Sunday, December 19, 2010

Sometimes Receiving Is Just as Good as Giving

December 18: Try. What do you want to try next year? Is there something you wanted to try in 2010? What happened when you did / didn't go for it?


It sounds so simple.

Letting other people take care of me.

In reality though? It's quite possibly one of the hardest things for me to do.

It means, of course, the lack of control, the admitting of weakness, the lowering of carefully crafted and guarded protections. It means acknowledging that I can be, I am, vulnerable to the nth degree.

Oh sure. I am perfectly able to express some of my vulnerability in a variety of ways. But actually allowing action to be taken based on that vulnerability?

Nuh uh.

Being sick the last few days though...I've found myself taking people up on offers to do things for me, to allow them to take care of me, asking (and receiving) assistance from unlikely sources.

There was the AMAZING homemade soup Modchen offered to make for me...and I accepted. The soup was a miracle in a bowl and I feel so much better from having eaten several servings of it. Perhaps the miracle itself was that, when she offered, I said, "Yes, please. And thank you." It came accompanied by several thick slices of the ultimate in cheesy toast. Served on a tray. I suspect she would have brought it to me in bed if she'd had a key to my front door.

And I could cry for her sweet thoughtfulness and generosity.

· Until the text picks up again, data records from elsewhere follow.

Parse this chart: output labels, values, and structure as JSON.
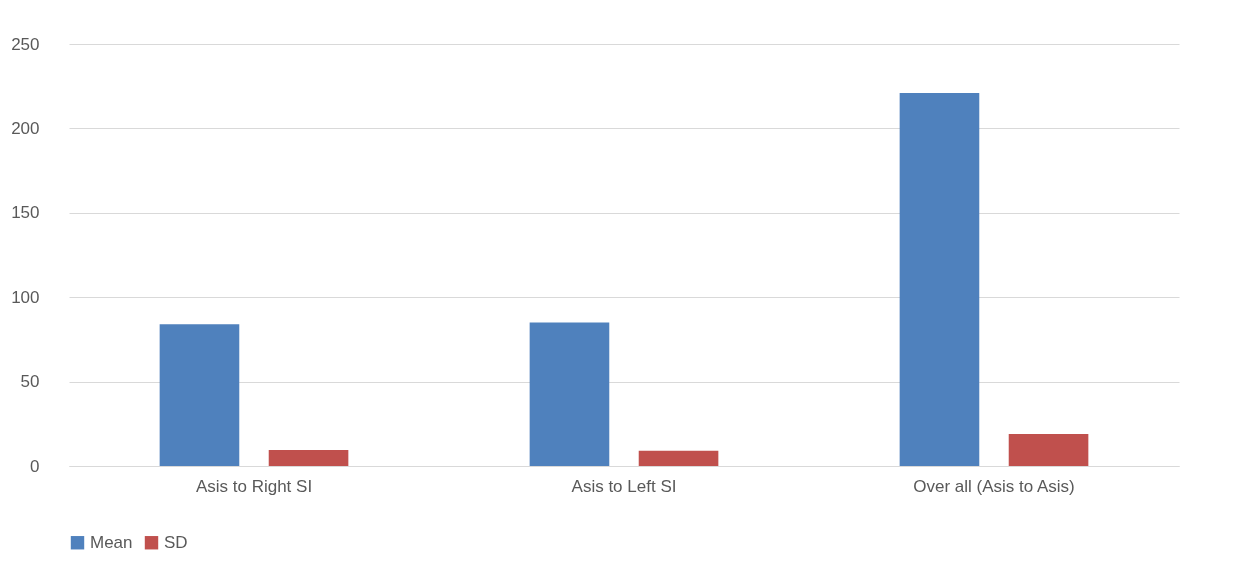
{
  "chart_data": {
    "type": "bar",
    "categories": [
      "Asis to Right SI",
      "Asis to Left SI",
      "Over all (Asis to Asis)"
    ],
    "series": [
      {
        "name": "Mean",
        "color": "#4f81bd",
        "values": [
          84,
          85,
          221
        ]
      },
      {
        "name": "SD",
        "color": "#c0504d",
        "values": [
          9.5,
          9,
          19
        ]
      }
    ],
    "ylim": [
      0,
      250
    ],
    "yticks": [
      0,
      50,
      100,
      150,
      200,
      250
    ],
    "grid": true,
    "legend": "bottom"
  }
}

Then there were the navel oranges, for which I had an overwhelming craving, delivered to my door by the loveliest of all Divas. When she offered to bring them to me, I, at first, was inclined to say no, that's OK. But she wanted to help. Perhaps to repay me for Albuquerque *smile*. So, instead, I told her to bring them if it wasn't any bother. And she totally did. And they made the last couple of days so much easier. When I've been thirsty for something beyond water, I've reached for those oranges time and again. They're nearly gone. And I'm nearly well.

And I could cry for her sweet thoughtfulness and generosity.

But beyond the sickness the past few days...

A dawning awareness came over me last night as I sat and talked to Acr0nym...our weekly Saturday evening chat as we decide whether or not he will be escorting me to Milk...

He takes care of me in so many ways. I don't know why. I don't know why he does or why I let him. And I told him last night, thanked him for it. And then I asked him why he takes care of me like he does.

And he said, "Because we want to take care of you. You're easy to take care of."

And I could cry for his sweet thoughtfulness and generosity.

It really feels good to - every once in awhile - be cared for and not to be the one doing the caring. In return, I suspect, they, like me, get something from the caring.

So...in 2010, I let others care for me. In 2011, I'd like to let that happen more...every once in awhile. It feels so good, I could cry...from the thoughtfulness and generosity.

2 comments:

bete-noire said...

yyyyeah, those two flights of stairs were a terrible hardship. ^_^ and i make death-defiance soup every winter. it's like giving your T-cells AK-47s. we ate half of it; i always make it. it's good for keeping you healthy, and good for helping fight things off too, and i hadn't thought to make any until just now. so, we're all riding the synchronicity freeway.

the truth is that it pleases your friends immensely to be able to do things for you, because you /give/ so much that it's nothing more than fairness - i don't know about anyone else, but redressing my sense of fair trade is important to my personal system. and, it just pleases us right out. friendship is like that.

giving is its own pleasure. accepting graciously is allowing other people to experience that, i think. i don't know for sure, because i give like a mad bastard but suck horrifically at accepting anything. so if you want to think that learning to accept graciously, which you do, of course, is its own little miracle, well, right on.

^_^

MsSparrow said...

I am so glad that you finally realized it is OKAY to let people take care of you once in awhile. You expend so much of your time and energy on others and yet you fight us SO much when we want to take care of you. Just let it happen and enjoy it woman. We do it because we love you.